A 2017 follow-up study by Humphreys, Gasparrini, and Wiebe separated unlawful and justified homicides in response to critiques that suggested an increase in justified homicides may be the law working as intended (i.e. helping people legitimately defend themselves). They found a 75% increase in justifiable homicides and a 21.7% increase in unlawful homicides.
A 2018 study by Crifasi et al. that examined SYG laws (along with several others) found that they were associated with a 7% increase in firearm homicide.
Overall, one (Rehn, et al.) study found a small beneficial effect from SYG laws, two (Gius, Humphreys et al.) found mixed effects (with the Gius study finding mostly harmful outcomes), and seven found deleterious effects. The most consistent negative effect across the studies was an increase in homicides (both “justified” and unlawful). Aside from one study, there was no trace of an overall deterrence effect that backers of SYG hypothesized.
A 2013 report by Roman for the Urban Institute analyzed racial discrepancies in the determination of justifiable homicide and the application of SYG laws. The analysis found that: “With respect to race, controlling for all other case attributes, the odds a white-on-black homicide is found justified is 281 percent greater than the odds a white-on-white homicide is found justified. By contrast, a black-on-white homicide has barely half the odds of being ruled justifiable relative to white-on-white homicides. Statistically, black-on-black homicides have the same odds of being ruled justifiable as white-on-white homicides.” The report also found that “Being in a SYG state increases the odds of a justifiable finding by 65 percent” and that the racial disparity in justifiable findings is significantly increased in SYG states.
An in-depth 2012 Tampa Bay Times investigation of Florida’s Stand Your Ground Law revealed that defendants who invoked self-defense after shooting a black person were more likely to go free than those who shot a white person.
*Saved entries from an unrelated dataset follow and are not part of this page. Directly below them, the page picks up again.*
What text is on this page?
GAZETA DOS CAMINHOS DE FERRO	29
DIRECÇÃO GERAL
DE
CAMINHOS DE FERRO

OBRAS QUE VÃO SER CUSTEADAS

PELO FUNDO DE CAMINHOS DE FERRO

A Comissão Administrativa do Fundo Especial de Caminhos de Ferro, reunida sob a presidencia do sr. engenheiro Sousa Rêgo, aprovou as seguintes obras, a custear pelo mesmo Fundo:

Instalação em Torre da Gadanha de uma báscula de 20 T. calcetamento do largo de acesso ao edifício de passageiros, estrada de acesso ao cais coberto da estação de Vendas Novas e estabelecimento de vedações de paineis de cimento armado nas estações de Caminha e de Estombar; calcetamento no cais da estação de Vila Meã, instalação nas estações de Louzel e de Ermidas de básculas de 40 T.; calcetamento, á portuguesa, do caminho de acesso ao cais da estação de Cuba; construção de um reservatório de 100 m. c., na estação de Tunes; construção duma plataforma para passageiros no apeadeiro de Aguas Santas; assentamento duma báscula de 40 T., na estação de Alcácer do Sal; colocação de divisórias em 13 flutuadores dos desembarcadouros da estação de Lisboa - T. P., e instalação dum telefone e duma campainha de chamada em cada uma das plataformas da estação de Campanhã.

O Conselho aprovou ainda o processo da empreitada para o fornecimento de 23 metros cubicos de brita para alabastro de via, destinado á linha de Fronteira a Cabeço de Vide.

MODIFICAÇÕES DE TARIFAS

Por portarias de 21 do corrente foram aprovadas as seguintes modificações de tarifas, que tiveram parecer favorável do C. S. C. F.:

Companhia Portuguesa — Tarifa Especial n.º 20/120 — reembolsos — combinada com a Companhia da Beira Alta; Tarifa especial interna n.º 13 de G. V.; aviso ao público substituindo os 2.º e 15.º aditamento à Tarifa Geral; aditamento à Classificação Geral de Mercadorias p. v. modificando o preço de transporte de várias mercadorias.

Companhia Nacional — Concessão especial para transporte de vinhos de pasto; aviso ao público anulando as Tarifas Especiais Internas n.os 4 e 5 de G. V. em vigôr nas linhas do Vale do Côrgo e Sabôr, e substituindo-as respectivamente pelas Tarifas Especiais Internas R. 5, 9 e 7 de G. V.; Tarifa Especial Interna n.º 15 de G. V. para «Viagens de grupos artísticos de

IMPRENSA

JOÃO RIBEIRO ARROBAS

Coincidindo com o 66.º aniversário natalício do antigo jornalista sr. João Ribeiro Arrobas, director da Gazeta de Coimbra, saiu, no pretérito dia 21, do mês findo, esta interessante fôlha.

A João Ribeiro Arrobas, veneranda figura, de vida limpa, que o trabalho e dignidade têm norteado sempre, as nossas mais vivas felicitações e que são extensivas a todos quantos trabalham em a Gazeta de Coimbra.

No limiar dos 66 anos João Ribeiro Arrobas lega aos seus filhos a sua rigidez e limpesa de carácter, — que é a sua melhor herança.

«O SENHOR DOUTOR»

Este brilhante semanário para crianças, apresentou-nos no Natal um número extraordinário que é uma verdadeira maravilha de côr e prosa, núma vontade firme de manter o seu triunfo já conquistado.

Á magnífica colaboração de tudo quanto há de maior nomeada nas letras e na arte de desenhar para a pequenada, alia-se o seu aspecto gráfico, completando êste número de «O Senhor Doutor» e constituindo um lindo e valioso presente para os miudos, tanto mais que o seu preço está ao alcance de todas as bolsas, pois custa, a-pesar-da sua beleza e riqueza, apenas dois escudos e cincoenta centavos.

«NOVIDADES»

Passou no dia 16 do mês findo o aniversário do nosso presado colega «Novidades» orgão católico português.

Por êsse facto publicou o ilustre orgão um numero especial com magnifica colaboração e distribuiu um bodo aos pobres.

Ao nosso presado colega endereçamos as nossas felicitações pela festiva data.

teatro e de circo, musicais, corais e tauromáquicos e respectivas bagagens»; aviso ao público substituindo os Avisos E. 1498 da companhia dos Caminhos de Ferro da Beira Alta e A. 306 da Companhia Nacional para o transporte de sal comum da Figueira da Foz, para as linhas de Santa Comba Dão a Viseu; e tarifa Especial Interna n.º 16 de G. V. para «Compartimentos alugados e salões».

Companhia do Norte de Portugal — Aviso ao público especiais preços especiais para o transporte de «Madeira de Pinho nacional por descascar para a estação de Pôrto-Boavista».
Further, as the Times reported, the SYG law was used “to free gang members involved in shootouts, drug dealers beefing with clients and people who shot their victims in the back.”
Of the more than 100 fatal SYG cases the Times analyzed, 60% of those invoking the SYG defense had been arrested previously, and more than 30% had been previously accused of violent crimes. A large majority of the victims were unarmed, most victims were not committing a crime before the incident was initiated, and most of the defendants could have retreated to avoid the conflict.
Regardless of whether the level of analysis is an academic study or in-depth empirical case-by-case investigation, the results decisively indicate SYG laws are either impotent or harmful, with a significant majority of the evidence showing the latter.